The industry is currently in a transition back to a de-centralized model, with local data bridging coming into higher demand as 802.11n data rates strain controller bandwidth capacity and branch offices struggle to cost-justify the additional expense of controllers. This is evident with the emergence of Cisco H-REAP, Aruba RAP, Motorola Adaptive APs, and taken to the extreme by Aerohive in their controller-less architecture. This trend will only continue, but engineers will still be required to fully understand the split-MAC concept even under these circumstances as the large vendors are likely to require centralized controllers for some control-plane functions.

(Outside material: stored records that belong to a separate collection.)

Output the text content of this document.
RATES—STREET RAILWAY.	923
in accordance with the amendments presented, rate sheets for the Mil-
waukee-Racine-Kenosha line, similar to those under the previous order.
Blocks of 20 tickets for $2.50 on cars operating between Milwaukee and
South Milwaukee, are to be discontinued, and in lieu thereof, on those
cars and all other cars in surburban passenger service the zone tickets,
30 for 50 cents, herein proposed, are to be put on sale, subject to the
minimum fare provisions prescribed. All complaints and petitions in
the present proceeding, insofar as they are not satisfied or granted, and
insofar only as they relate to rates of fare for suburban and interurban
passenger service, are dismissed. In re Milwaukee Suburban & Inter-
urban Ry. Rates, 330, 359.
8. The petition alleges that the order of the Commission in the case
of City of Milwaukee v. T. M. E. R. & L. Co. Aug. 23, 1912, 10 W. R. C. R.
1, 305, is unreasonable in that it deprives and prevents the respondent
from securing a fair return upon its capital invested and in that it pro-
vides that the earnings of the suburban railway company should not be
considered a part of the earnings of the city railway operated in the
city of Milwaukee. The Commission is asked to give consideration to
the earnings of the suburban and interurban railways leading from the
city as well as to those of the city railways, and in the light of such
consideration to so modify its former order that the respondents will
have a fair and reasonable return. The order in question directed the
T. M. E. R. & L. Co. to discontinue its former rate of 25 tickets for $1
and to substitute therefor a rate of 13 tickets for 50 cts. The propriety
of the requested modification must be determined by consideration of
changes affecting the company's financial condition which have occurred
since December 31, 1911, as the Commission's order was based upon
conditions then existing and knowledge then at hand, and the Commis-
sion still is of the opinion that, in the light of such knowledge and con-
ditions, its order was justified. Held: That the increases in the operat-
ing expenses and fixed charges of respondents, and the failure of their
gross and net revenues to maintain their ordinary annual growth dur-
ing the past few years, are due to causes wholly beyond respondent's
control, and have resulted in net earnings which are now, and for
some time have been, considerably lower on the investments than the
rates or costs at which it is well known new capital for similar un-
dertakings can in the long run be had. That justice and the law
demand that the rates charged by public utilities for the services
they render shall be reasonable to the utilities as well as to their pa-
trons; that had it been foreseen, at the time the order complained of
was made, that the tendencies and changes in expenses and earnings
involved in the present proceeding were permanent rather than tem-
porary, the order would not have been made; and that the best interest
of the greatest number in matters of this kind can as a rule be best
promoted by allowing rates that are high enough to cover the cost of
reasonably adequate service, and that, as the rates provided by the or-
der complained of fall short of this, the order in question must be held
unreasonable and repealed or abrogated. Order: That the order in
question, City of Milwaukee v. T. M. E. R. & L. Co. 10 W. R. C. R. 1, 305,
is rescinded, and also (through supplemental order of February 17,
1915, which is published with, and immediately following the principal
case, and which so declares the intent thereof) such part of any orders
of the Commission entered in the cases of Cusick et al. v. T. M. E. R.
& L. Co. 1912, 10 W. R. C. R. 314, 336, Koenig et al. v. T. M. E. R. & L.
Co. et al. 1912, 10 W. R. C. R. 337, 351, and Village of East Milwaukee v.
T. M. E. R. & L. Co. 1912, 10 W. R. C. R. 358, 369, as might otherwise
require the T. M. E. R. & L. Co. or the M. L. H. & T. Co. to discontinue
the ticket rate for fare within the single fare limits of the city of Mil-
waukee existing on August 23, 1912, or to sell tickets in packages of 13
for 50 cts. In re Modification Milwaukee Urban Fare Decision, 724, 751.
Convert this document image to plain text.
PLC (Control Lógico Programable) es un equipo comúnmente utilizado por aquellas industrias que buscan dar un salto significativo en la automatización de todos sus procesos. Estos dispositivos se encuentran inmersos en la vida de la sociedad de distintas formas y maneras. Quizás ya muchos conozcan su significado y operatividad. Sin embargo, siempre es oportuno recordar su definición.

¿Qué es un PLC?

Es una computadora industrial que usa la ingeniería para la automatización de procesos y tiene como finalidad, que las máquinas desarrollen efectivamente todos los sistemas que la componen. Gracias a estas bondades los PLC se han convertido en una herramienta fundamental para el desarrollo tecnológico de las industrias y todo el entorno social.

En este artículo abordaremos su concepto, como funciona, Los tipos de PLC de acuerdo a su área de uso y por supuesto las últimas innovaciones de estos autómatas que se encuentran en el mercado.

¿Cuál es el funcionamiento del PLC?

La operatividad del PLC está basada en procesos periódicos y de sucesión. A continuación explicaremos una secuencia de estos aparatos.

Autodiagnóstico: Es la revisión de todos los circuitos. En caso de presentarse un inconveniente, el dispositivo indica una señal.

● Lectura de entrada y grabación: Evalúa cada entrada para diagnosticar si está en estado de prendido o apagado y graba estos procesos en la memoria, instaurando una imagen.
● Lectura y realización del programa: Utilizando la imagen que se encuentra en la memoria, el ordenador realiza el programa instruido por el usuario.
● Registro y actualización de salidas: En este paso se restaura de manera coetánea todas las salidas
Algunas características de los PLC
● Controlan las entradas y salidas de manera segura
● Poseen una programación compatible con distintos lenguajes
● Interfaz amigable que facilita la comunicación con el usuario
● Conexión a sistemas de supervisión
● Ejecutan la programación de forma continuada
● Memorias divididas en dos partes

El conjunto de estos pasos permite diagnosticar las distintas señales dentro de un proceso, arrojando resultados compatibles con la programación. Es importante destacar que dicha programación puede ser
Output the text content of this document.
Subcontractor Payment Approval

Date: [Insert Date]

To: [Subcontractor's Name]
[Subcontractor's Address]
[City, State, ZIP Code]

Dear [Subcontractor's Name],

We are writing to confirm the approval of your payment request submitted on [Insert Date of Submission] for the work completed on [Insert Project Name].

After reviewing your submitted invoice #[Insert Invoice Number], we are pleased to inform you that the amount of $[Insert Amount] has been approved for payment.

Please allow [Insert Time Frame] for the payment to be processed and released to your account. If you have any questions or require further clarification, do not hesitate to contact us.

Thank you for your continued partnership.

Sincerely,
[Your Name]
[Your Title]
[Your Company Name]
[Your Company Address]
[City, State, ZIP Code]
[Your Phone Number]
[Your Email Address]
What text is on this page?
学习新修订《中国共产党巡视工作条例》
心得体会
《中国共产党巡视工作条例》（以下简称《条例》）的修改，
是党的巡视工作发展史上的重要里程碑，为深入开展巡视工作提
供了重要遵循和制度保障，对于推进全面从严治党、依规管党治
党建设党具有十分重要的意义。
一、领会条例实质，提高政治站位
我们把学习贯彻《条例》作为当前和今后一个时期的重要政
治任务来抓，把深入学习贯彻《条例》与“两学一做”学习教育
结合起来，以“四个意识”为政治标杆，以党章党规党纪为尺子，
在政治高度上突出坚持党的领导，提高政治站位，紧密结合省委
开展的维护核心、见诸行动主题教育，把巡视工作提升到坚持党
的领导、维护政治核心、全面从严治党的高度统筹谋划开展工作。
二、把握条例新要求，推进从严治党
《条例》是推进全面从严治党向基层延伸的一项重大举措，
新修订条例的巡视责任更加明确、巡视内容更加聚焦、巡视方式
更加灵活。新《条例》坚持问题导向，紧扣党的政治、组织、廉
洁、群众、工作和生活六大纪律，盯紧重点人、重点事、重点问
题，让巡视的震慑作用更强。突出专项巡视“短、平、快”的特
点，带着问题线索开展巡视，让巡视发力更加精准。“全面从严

The split-MAC functionality is divided between controller and AP in the following fashion:

Controller Responsibilities:

  • Security management (policy enforcement, rogue detection, etc.)
  • Configuration and firmware management
  • Northbound management interfaces
  • Non real-time 802.11 MAC functions
    • Association, Dis-Association, Re-Association
    • 802.11e/WMM Resource Reservation (CAC, TSPEC, etc.)
    • 802.1x/EAP Authentication
    • Encryption Key Management
  • 802.11 Distribution Services
  • Wired and Wireless Integration Services

Access Point Responsibilities:

  • Real-Time 802.11 MAC Functions
    • Beacon generation
    • Probe responses
    • Informs WLC of client probe requests
    • Power management and packet buffering
    • 802.11e/WMM scheduling and queuing
    • MAC layer data encryption and decryption
    • 802.11 control messages (ACK, RTS/CTS)
  • Data encapsulation and de-capsulation via CAPWAP
  • Fragmentation and re-assembly
  • RF spectral analysis
  • WLAN IDS signature analysis

In future posts, I detail how CAPWAP APs discover, select, join, and maintain association with a controller.